= List of storms named Man-yi =

The name Man-yi (Cantonese: 萬宜, [maːn˨ jiː˨˩]) has been used for five tropical cyclones in the western North Pacific Ocean. The name was contributed by Hong Kong and refers to High Island Reservoir in Sai Kung Peninsula, which was originally a strait that separated the peninsula to High Island.

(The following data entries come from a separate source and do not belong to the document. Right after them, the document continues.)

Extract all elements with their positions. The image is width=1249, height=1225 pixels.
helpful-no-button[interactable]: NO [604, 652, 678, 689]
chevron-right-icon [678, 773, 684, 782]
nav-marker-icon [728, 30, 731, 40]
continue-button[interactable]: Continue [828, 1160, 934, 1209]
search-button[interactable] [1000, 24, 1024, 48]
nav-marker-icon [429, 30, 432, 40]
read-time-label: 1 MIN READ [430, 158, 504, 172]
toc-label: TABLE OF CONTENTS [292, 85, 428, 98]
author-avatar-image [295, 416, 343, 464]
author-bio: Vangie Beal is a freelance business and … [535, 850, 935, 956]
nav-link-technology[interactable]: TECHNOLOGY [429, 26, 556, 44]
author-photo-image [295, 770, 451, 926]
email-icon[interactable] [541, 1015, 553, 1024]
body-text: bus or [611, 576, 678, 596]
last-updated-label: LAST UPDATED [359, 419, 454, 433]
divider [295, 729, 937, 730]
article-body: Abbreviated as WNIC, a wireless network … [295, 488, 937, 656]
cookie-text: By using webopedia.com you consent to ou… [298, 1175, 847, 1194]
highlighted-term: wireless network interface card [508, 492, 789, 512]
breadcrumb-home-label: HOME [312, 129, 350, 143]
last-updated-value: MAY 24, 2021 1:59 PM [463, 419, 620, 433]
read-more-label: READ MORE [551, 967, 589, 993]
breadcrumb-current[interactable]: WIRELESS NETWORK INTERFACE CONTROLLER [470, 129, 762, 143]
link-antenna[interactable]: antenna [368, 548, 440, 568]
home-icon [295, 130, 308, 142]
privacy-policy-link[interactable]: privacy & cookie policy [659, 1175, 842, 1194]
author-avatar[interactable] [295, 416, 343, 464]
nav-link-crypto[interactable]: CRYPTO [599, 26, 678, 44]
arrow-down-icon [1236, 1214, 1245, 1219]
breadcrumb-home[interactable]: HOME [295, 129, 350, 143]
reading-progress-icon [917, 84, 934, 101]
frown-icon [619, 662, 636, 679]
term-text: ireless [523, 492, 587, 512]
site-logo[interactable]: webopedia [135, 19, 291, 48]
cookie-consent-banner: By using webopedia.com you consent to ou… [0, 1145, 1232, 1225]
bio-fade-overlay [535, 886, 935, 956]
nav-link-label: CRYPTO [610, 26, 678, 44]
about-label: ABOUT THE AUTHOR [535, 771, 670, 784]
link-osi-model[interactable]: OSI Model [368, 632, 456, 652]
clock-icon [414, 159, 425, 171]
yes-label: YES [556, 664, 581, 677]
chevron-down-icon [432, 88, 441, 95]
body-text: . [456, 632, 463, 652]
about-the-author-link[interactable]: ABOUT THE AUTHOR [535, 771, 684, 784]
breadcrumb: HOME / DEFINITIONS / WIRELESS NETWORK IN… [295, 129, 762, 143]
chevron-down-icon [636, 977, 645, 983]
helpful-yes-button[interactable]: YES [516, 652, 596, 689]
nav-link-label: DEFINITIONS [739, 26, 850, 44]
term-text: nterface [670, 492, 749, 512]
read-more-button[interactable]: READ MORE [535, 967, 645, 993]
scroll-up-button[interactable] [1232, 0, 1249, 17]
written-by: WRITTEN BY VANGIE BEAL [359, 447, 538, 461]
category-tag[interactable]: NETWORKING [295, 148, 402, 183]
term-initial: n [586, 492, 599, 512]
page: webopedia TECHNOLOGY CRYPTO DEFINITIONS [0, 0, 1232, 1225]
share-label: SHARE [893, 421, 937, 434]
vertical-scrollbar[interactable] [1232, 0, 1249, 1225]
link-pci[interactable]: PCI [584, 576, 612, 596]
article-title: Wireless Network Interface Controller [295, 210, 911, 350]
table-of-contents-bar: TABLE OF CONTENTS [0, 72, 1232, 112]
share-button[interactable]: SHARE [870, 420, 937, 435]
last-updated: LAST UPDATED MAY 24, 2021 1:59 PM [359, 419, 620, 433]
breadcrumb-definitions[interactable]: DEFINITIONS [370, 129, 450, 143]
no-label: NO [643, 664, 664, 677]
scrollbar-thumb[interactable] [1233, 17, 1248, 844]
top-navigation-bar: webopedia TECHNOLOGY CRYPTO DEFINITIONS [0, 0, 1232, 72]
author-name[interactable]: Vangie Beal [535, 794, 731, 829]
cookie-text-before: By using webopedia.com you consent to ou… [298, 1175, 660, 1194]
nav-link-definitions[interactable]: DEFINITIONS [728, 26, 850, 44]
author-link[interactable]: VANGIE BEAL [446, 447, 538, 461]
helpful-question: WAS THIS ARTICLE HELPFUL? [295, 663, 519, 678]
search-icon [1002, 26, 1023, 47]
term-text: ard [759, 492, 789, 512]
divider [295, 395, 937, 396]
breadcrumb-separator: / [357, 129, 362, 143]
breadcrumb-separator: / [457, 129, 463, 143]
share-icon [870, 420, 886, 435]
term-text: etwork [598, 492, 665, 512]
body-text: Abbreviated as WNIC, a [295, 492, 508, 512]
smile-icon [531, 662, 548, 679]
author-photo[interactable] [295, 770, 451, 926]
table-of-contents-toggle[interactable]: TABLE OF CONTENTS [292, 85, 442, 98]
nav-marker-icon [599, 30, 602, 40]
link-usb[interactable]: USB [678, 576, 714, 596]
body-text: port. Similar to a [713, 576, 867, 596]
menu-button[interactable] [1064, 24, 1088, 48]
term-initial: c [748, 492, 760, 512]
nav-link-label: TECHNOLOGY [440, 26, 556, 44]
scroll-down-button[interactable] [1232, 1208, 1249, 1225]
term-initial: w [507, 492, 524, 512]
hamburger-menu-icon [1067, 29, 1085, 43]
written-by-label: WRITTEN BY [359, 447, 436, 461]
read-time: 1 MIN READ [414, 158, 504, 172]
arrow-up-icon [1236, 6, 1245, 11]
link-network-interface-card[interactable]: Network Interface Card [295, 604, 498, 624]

- Typhoon Man-yi (2001) (T0109, 12W) – a Category 4 typhoon which stayed out to sea
- Typhoon Man-yi (2007) (T0704, 04W, Bebeng) – a Category 4 super typhoon that struck Japan during July 2007
- Typhoon Man-yi (2013) (T1318, 16W) – struck Japan during September 2013; JTWC classified it as a Tropical Storm.
- Typhoon Man-yi (2018) (T1828, 34W, Tomas) – November typhoon that stayed out to sea
- Typhoon Man-yi (2024) (T2424, 25W, Pepito) – a Category 5 super typhoon that made devastating landfalls in Dipaculao, Aurora and Panganiban, Catanduanes.

The name Man-yi was retired following the 2024 Pacific typhoon season and was replaced with Dim-sum (Cantonese: 點心, [tiːm˨˥ sɐm˥]), which refers to a large course of small dishes of dumplings and pastries in Cantonese cuisine.